Notun Bazar to Badda gridlock: Why waste workers lined roads with garbage

Waste management workers of the Dhaka North City Corporation today (22 April) lined one side of the Notun Bazar to Badda road in the capital with piles of garbage, leading to severe traffic gridlocks.
Videos of the incident, which have since gone viral on social media, show garbage trucks packed with waste also parked next to the trash strewn on one side of the road, narrowing the road further.

Workers, wearing waste management shirts or caps, were seen tipping over their vans and dumping waste directly onto the road, leaving vehicles struggling to manoeuvre through the cluttered street.
Choyon, a van driver appointed by a contractor to collect garbage, said workers had not been paid for three months. However, he claimed the open dumping was not linked to payment delays.
"The dumping station is filled, and the authorities haven't cleared it. So, where are we supposed to dump all the garbage we have collected?" he asked.
Local resident Sabbir, who witnessed the incident, claimed the act was intentional. "They had blockaded the road around 11am.
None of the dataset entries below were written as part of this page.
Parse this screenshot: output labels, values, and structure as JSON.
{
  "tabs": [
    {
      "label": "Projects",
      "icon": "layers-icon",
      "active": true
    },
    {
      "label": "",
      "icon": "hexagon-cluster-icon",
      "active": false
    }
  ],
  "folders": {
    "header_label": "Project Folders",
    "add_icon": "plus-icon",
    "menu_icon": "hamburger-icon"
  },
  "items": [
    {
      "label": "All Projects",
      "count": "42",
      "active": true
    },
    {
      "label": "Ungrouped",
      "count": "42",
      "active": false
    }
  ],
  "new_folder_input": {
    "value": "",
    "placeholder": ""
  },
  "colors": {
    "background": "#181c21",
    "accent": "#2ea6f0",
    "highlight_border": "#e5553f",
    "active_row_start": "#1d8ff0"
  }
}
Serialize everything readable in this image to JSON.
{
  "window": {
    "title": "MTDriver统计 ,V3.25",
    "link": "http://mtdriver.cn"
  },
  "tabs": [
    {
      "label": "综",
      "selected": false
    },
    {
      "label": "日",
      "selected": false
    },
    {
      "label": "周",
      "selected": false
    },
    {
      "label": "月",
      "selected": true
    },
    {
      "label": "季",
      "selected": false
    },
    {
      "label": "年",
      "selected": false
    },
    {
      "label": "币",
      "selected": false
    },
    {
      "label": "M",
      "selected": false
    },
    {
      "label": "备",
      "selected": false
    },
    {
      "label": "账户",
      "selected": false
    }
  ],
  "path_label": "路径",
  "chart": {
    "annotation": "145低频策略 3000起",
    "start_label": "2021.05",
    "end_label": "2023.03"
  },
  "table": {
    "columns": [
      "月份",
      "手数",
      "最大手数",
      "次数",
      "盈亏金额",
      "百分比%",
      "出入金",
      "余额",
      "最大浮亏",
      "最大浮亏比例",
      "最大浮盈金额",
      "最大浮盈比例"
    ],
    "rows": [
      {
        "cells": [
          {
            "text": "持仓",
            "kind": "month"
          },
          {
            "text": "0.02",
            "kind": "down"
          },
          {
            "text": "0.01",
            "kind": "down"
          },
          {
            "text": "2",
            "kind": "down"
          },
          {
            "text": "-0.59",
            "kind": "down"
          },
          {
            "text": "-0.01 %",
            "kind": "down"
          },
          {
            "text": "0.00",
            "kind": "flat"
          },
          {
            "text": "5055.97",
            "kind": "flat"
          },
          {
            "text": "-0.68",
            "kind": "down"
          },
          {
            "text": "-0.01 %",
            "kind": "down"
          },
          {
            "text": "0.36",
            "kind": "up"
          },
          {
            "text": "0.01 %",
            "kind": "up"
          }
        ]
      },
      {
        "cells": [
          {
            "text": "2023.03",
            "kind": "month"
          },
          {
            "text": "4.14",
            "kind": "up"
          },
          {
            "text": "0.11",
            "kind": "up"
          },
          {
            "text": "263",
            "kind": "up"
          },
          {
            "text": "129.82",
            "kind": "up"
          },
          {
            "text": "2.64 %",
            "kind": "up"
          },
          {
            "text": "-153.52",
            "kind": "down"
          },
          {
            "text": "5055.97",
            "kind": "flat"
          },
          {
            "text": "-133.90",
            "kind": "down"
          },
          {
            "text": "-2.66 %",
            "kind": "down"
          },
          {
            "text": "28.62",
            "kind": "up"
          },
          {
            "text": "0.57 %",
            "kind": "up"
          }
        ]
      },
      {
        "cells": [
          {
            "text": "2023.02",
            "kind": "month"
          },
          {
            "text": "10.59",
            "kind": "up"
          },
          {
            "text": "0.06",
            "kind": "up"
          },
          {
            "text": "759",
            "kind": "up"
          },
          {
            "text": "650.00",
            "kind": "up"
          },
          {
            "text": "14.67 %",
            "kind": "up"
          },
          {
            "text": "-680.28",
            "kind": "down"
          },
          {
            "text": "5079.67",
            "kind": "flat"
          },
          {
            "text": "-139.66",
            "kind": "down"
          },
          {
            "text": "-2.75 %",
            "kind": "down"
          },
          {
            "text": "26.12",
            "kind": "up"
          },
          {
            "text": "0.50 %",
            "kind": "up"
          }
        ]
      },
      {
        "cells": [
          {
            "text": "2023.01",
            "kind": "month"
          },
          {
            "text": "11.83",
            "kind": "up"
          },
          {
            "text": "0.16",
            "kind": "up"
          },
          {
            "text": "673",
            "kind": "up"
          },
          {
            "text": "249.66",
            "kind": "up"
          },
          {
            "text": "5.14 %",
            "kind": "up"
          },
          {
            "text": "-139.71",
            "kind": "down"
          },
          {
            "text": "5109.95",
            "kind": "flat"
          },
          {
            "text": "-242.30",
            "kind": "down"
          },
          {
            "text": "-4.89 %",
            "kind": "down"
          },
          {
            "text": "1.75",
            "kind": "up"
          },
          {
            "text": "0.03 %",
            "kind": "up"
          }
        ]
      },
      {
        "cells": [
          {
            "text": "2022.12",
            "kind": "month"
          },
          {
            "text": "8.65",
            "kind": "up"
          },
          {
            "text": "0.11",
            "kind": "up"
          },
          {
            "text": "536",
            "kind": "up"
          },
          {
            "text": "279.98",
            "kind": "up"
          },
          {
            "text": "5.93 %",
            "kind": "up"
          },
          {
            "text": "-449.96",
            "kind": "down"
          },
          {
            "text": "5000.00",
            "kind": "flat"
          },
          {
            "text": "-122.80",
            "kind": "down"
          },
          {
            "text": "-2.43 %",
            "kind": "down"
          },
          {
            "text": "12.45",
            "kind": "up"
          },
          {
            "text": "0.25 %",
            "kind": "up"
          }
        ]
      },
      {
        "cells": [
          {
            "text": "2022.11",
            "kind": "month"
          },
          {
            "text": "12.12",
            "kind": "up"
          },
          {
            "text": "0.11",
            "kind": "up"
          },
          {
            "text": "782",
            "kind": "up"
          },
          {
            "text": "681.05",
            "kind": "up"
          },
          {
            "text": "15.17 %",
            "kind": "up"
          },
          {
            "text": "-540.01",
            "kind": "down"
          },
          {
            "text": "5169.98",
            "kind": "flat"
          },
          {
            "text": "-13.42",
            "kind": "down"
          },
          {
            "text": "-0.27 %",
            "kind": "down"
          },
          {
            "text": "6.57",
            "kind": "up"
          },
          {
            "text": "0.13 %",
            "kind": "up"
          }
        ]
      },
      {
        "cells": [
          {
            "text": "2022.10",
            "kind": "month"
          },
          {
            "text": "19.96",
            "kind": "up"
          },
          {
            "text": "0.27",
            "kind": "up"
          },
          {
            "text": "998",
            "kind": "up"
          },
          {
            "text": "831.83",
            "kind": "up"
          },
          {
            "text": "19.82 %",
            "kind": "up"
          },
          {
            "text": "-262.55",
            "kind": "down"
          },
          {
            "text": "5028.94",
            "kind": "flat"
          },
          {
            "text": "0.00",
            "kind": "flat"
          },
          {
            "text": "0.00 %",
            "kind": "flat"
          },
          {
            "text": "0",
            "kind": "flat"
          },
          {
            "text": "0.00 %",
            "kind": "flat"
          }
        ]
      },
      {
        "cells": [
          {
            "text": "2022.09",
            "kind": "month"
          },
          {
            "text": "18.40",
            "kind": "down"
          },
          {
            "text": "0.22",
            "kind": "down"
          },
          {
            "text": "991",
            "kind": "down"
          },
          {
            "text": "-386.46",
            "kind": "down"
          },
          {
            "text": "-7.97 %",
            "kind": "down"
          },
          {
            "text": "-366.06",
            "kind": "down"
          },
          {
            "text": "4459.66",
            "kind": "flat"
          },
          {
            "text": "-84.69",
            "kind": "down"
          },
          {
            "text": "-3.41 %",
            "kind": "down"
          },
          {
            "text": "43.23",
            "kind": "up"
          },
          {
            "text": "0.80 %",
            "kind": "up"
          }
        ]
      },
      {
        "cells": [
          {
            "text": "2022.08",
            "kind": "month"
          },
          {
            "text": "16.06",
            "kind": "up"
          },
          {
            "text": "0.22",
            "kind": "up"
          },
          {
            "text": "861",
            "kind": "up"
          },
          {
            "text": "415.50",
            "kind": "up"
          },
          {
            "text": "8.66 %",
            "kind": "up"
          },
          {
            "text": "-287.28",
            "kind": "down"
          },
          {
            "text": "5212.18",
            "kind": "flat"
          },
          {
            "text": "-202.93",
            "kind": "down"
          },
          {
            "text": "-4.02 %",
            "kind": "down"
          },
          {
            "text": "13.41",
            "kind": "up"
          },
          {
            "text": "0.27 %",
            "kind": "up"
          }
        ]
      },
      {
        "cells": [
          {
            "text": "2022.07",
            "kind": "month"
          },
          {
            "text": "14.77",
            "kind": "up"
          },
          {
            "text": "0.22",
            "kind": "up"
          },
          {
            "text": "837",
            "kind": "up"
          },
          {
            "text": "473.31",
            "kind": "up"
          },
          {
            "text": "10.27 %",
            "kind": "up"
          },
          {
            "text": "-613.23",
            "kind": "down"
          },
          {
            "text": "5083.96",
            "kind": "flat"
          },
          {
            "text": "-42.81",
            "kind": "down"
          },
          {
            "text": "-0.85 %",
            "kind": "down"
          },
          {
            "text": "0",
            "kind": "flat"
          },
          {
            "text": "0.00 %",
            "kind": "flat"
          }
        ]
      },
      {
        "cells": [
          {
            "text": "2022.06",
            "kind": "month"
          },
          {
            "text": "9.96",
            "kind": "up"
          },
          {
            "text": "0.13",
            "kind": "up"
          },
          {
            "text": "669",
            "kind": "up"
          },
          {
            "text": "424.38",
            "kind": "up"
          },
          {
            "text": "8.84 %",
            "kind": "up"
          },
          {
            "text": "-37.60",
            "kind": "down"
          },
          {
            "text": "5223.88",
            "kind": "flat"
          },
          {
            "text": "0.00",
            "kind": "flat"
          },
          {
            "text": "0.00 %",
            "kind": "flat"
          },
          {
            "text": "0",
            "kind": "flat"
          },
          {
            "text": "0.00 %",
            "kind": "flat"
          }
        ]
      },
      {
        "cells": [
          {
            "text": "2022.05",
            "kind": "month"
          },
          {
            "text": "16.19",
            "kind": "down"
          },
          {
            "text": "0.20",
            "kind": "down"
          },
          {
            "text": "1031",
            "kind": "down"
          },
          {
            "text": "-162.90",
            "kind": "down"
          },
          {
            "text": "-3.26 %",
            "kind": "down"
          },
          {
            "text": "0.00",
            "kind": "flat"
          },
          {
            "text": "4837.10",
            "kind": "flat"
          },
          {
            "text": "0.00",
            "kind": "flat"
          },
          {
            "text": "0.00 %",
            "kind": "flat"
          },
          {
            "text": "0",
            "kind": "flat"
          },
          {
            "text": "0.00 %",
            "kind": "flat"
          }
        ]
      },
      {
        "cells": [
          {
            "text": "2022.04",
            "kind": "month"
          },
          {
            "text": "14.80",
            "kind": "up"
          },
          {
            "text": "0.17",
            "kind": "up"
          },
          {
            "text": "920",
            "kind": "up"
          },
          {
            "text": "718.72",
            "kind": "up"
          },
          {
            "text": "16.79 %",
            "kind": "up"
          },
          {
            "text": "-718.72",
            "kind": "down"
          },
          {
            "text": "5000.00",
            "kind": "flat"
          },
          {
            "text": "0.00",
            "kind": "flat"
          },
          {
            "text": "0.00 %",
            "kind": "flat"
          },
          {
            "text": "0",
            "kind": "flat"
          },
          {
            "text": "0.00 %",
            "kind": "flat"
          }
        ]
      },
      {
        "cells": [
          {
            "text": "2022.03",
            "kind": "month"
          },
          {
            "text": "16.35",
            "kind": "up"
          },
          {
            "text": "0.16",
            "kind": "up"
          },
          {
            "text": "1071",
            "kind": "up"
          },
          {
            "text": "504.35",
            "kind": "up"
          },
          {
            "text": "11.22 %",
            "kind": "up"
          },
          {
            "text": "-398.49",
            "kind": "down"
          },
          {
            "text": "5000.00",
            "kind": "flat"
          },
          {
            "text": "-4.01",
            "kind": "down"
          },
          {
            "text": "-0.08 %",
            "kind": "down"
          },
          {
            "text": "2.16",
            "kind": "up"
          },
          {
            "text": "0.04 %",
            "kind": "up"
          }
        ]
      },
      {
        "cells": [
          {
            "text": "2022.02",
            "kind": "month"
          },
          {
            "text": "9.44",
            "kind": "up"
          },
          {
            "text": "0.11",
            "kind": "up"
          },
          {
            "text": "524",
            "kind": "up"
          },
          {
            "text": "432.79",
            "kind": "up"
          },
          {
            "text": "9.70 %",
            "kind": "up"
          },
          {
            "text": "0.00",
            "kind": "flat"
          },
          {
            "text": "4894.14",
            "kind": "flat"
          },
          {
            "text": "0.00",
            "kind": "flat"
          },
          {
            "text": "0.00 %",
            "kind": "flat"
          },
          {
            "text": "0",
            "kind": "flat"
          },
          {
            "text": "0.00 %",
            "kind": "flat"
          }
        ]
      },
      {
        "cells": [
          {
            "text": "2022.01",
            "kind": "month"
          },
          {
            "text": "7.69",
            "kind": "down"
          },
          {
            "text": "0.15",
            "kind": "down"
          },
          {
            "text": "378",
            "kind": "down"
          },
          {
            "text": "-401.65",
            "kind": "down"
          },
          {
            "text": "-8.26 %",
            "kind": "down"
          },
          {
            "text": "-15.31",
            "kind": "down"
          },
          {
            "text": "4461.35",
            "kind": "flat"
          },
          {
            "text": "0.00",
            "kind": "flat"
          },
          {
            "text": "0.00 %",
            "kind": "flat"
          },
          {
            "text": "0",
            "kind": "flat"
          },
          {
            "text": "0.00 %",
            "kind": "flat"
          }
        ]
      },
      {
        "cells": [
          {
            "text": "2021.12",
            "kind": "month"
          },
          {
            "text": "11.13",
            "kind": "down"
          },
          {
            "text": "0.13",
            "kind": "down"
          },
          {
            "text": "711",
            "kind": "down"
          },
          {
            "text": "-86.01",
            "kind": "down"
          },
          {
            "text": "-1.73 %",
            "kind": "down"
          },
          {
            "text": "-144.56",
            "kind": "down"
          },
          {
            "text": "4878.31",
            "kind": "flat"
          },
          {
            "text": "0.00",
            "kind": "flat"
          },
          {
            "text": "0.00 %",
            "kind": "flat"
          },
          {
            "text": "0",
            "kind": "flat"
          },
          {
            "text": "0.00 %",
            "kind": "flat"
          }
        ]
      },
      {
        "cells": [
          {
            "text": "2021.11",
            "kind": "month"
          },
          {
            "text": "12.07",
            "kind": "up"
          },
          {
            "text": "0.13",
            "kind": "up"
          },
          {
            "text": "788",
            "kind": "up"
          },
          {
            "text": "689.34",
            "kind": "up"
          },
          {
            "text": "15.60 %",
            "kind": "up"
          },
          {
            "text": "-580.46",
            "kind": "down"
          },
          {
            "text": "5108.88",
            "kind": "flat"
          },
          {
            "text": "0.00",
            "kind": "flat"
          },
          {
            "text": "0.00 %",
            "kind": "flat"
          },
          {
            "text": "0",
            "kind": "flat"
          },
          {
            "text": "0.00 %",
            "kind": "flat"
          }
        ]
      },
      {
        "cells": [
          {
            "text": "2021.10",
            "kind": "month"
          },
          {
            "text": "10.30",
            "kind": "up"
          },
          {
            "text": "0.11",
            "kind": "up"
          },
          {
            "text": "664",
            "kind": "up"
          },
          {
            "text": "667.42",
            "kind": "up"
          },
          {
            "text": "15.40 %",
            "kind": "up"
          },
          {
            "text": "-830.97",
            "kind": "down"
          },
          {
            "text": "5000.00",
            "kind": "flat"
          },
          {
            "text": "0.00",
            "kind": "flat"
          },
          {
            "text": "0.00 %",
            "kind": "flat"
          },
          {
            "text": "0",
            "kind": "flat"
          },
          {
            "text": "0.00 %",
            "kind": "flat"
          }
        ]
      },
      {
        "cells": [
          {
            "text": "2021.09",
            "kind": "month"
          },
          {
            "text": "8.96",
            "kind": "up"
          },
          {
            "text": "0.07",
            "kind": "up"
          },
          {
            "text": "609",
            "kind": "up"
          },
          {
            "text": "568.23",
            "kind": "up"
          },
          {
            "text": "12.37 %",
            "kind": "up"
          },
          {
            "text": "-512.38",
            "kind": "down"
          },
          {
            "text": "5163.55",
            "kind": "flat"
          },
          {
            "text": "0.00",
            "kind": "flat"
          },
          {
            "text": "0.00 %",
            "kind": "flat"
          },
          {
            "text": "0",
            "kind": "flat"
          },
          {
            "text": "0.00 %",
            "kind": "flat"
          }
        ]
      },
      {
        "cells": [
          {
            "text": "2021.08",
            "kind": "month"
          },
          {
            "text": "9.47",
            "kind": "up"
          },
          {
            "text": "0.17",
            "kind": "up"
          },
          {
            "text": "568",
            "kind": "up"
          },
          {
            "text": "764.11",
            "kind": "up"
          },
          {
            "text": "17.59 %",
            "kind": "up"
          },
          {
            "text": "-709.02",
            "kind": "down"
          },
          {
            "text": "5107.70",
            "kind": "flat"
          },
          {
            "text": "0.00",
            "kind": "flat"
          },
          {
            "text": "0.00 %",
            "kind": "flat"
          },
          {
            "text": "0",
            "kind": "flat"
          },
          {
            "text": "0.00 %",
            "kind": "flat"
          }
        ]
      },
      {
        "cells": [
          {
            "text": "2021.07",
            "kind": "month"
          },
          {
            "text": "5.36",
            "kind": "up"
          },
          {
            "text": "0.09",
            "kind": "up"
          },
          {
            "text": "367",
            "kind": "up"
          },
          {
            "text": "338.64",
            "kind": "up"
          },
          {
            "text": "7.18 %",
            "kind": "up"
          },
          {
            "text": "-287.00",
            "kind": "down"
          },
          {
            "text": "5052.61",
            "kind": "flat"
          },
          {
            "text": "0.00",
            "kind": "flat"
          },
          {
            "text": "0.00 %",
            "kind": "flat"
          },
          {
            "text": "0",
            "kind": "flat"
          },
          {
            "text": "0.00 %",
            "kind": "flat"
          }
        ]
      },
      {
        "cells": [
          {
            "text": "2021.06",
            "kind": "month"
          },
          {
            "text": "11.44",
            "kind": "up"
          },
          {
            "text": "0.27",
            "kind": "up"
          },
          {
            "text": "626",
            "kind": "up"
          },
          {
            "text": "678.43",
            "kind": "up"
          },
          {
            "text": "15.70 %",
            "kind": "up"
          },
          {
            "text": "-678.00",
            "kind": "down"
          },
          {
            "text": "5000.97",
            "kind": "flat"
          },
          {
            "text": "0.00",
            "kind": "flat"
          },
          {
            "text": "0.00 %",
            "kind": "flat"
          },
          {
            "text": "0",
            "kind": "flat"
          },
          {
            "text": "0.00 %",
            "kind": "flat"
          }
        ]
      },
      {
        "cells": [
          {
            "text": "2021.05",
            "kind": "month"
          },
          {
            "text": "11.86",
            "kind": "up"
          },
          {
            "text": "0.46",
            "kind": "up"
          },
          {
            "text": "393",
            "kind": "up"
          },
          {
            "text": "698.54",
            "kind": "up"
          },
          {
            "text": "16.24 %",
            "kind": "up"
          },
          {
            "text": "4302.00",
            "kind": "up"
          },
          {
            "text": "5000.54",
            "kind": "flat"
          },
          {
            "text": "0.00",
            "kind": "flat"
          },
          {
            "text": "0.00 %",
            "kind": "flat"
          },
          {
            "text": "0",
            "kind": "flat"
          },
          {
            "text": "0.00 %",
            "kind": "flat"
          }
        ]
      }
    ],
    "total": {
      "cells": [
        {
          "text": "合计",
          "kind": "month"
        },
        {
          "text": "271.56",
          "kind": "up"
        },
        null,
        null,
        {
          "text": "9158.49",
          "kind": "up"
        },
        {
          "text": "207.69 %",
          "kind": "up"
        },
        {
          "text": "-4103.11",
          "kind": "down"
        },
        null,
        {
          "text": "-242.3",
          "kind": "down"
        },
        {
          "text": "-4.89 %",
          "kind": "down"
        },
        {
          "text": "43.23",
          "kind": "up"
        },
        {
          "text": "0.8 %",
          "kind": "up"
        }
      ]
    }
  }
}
Then they started dumping the garbage after 12:30pm," he said.

Speaking to The Business Standard, Dhaka North Deputy Chief Waste Management Officer (additional) Md Mafizur Rahman Bhuiyan clarified the situation, saying, "Last night, while transferring waste from STS (Secondary Transfer Stations) to landfill, the work was stopped for some time due to the puncture of the wheel of the payloader.
"As a result, the waste brought from the houses was stored on the road. Now the vehicle has been repaired and the work has been completed. All the waste has been removed."
Addressing concerns over salary disputes, Mafizur added, "We have no problem related to salary. We are completing the waste transportation work of that ward through an organisation of the Bangladesh Navy. After 5 August, we conducted waste management activities in 13 wards through them."
In July last year, the city corporation had rented 115 additional trucks and repurposed 27 heavy compactors—originally used for canal cleaning—to collect household waste, after a quarter of its waste-carrying vehicles were either burned or damaged during the unrest over the quota reform movement.